Causas[editar | editar código-fonte]

A causa da narcolepsia é o déficit do neurotransmissor denominado orexina no hipotálamo. O déficit deste neurotransmissor estimulante leva à sonolência excessiva. A orexina é também denominada de hipocretina. Em agosto de 2010, a Agência Sueca de Produtos Médicos (MPA) e do Instituto Nacional Finlandês para a Saúde e Bem-Estar (THL) iniciou investigações sobre a aquisição de narcolepsia como um possível efeito colateral a Pandemrix vacinação contra a gripe em crianças, [5] e encontrou no mínimo 6,6 vezes maior risco entre crianças e jovens, resultando em um mínimo de 3,6 novos casos de narcolepsia por 100.000 pessoas vacinadas.

Tratamento[editar | editar código-fonte]

O tratamento da narcolepsia pode ser feito com medicamentos estimulantes (Simpaticomiméticos) para manter os narcolépticos acordados, incluindo a anfetamina e seus derivados como o metilfenidato. Por ser uma doença de longa duração, o tratamento inclui também a orientação dos pacientes e familiares.

História[editar | editar código-fonte]

A palavra Narcolepsia vem do grego nárke = narco, estupor, sonolência + lepsis = lepsia, crise) é o desejo incontrolável de dormir ou as crises repentinas de sono.
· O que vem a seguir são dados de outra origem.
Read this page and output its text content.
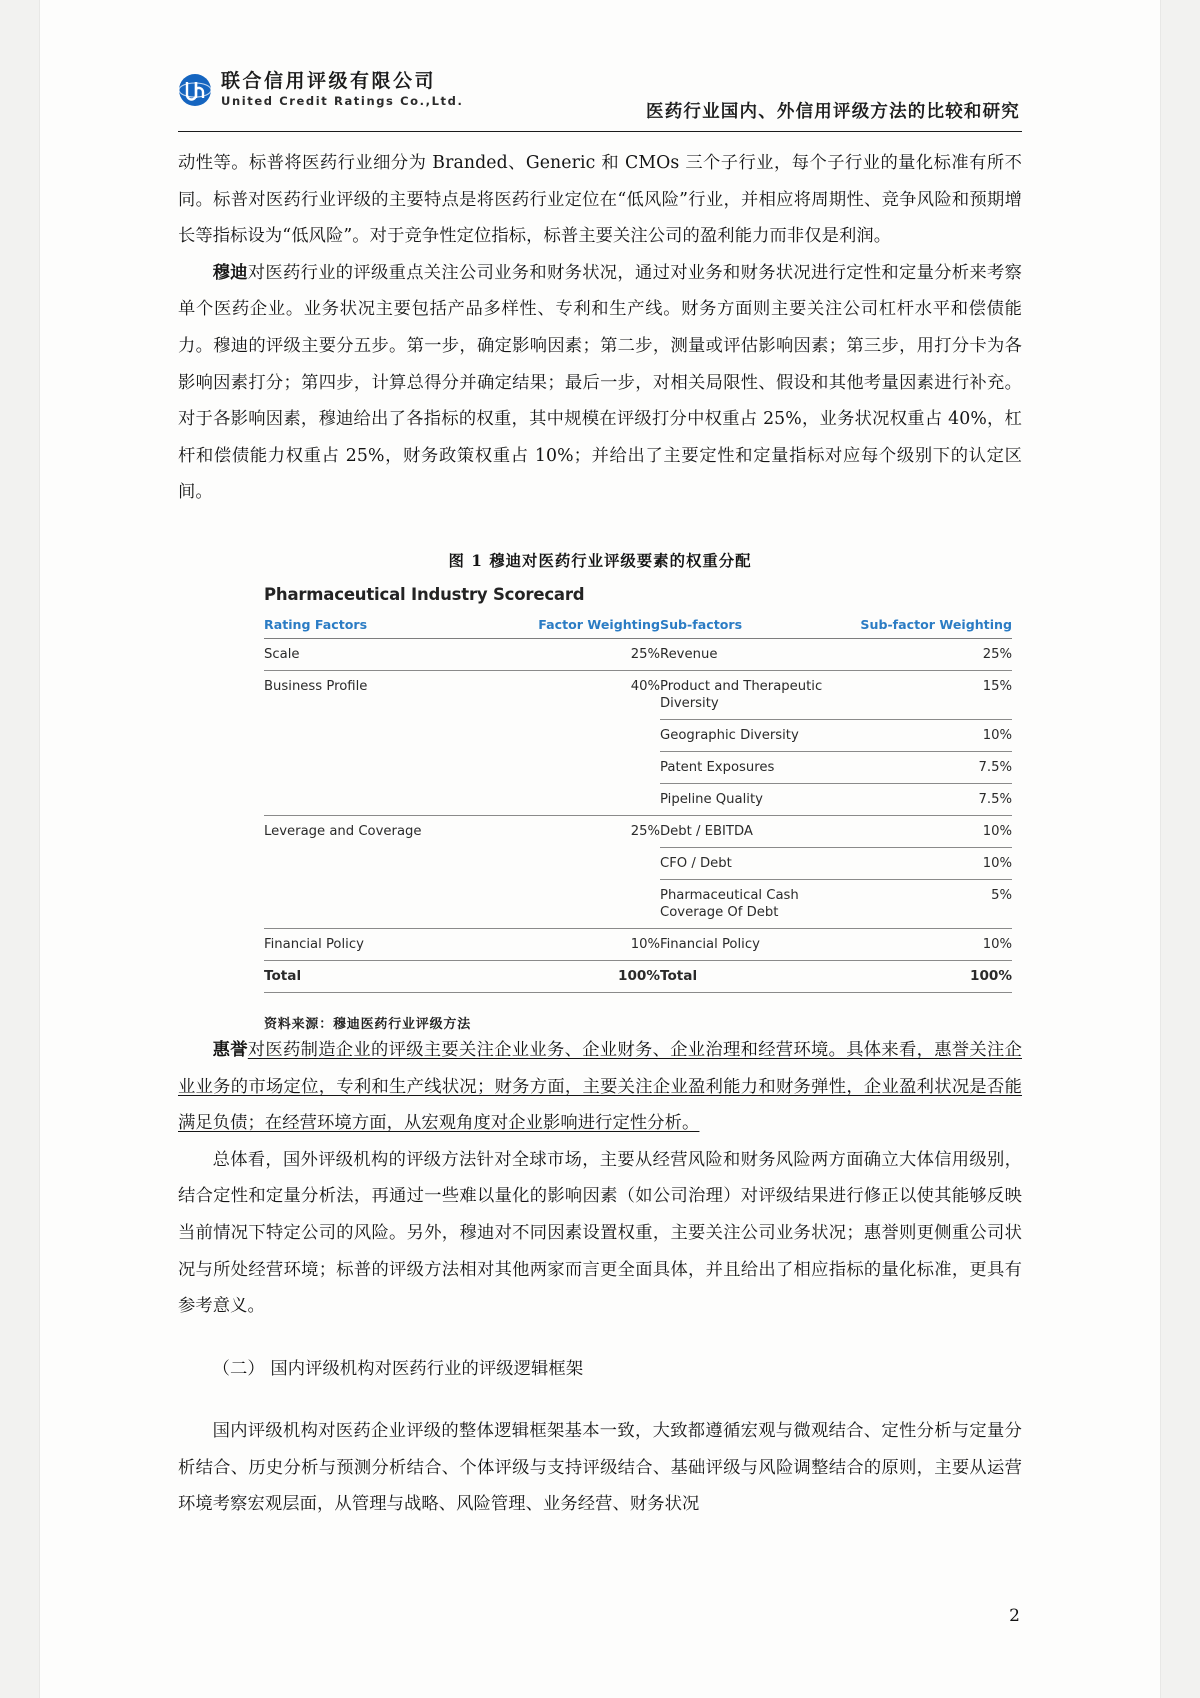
联合信用评级有限公司
United Credit Ratings Co.,Ltd.
医药行业国内、外信用评级方法的比较和研究

动性等。标普将医药行业细分为 Branded、Generic 和 CMOs 三个子行业，每个子行业的量化标准有所不同。标普对医药行业评级的主要特点是将医药行业定位在“低风险”行业，并相应将周期性、竞争风险和预期增长等指标设为“低风险”。对于竞争性定位指标，标普主要关注公司的盈利能力而非仅是利润。

穆迪对医药行业的评级重点关注公司业务和财务状况，通过对业务和财务状况进行定性和定量分析来考察单个医药企业。业务状况主要包括产品多样性、专利和生产线。财务方面则主要关注公司杠杆水平和偿债能力。穆迪的评级主要分五步。第一步，确定影响因素；第二步，测量或评估影响因素；第三步，用打分卡为各影响因素打分；第四步，计算总得分并确定结果；最后一步，对相关局限性、假设和其他考量因素进行补充。对于各影响因素，穆迪给出了各指标的权重，其中规模在评级打分中权重占 25%，业务状况权重占 40%，杠杆和偿债能力权重占 25%，财务政策权重占 10%；并给出了主要定性和定量指标对应每个级别下的认定区间。

图 1 穆迪对医药行业评级要素的权重分配
Pharmaceutical Industry Scorecard
Rating Factors	Factor Weighting	Sub-factors	Sub-factor Weighting
Scale	25%	Revenue	25%
Business Profile	40%	Product and Therapeutic Diversity	15%
		Geographic Diversity	10%
		Patent Exposures	7.5%
		Pipeline Quality	7.5%
Leverage and Coverage	25%	Debt / EBITDA	10%
		CFO / Debt	10%
		Pharmaceutical Cash Coverage Of Debt	5%
Financial Policy	10%	Financial Policy	10%
Total	100%	Total	100%
资料来源：穆迪医药行业评级方法

惠誉对医药制造企业的评级主要关注企业业务、企业财务、企业治理和经营环境。具体来看，惠誉关注企业业务的市场定位，专利和生产线状况；财务方面，主要关注企业盈利能力和财务弹性，企业盈利状况是否能满足负债；在经营环境方面，从宏观角度对企业影响进行定性分析。

总体看，国外评级机构的评级方法针对全球市场，主要从经营风险和财务风险两方面确立大体信用级别，结合定性和定量分析法，再通过一些难以量化的影响因素（如公司治理）对评级结果进行修正以使其能够反映当前情况下特定公司的风险。另外，穆迪对不同因素设置权重，主要关注公司业务状况；惠誉则更侧重公司状况与所处经营环境；标普的评级方法相对其他两家而言更全面具体，并且给出了相应指标的量化标准，更具有参考意义。

（二） 国内评级机构对医药行业的评级逻辑框架

国内评级机构对医药企业评级的整体逻辑框架基本一致，大致都遵循宏观与微观结合、定性分析与定量分析结合、历史分析与预测分析结合、个体评级与支持评级结合、基础评级与风险调整结合的原则，主要从运营环境考察宏观层面，从管理与战略、风险管理、业务经营、财务状况

2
Esta palavra - narcolepsia - foi cunhada por Gelineau (1880), caracterizando esta doença crônica.

  • 1877 Primeira descrição na literatura médica por Westphall.
  • 1880 Gelineau denominou o distúrbio de narcolepsia.
  • 1902 Lowenfeld usou o termo cataplexia.
  • 1935 Uso de anfetaminas no tratamento da narcolepsia.
  • 1960 Descrições dos períodos REM anormais em narcolepsia.
  • 1970 Descrições do Teste das Latências Múltiplas do Sono.
  • 1973 Primeiros relatos sobre narcolepsia em cães.
  • 1998 Identificação de orexina (hipocretina) no hipotálamo.
  • 1999 Identificação de mutações dos receptores de hipocretina como causa de narcolepsia em cães e ratos.
  • 2000 Narcolepsia humana é associada com deficiência de hipocretina.

Em outros animais[editar | editar código-fonte]

A narcolepsia é encontrada nas raças Dobermann, Golden Retriever, Labrador, Poodle, Beagle e Dachshund. É evidente o caráter genético em familiares de cães da raça Doberman com narcolepsia. A narcolepsia canina parece estar associada a um gene autossômico com penetrância incompleta denominado canarc-1. O estudo deste modelo animal é importante para a compreensão da narcolepsia humana, devido à semelhança na sintomatologia e no tratamento.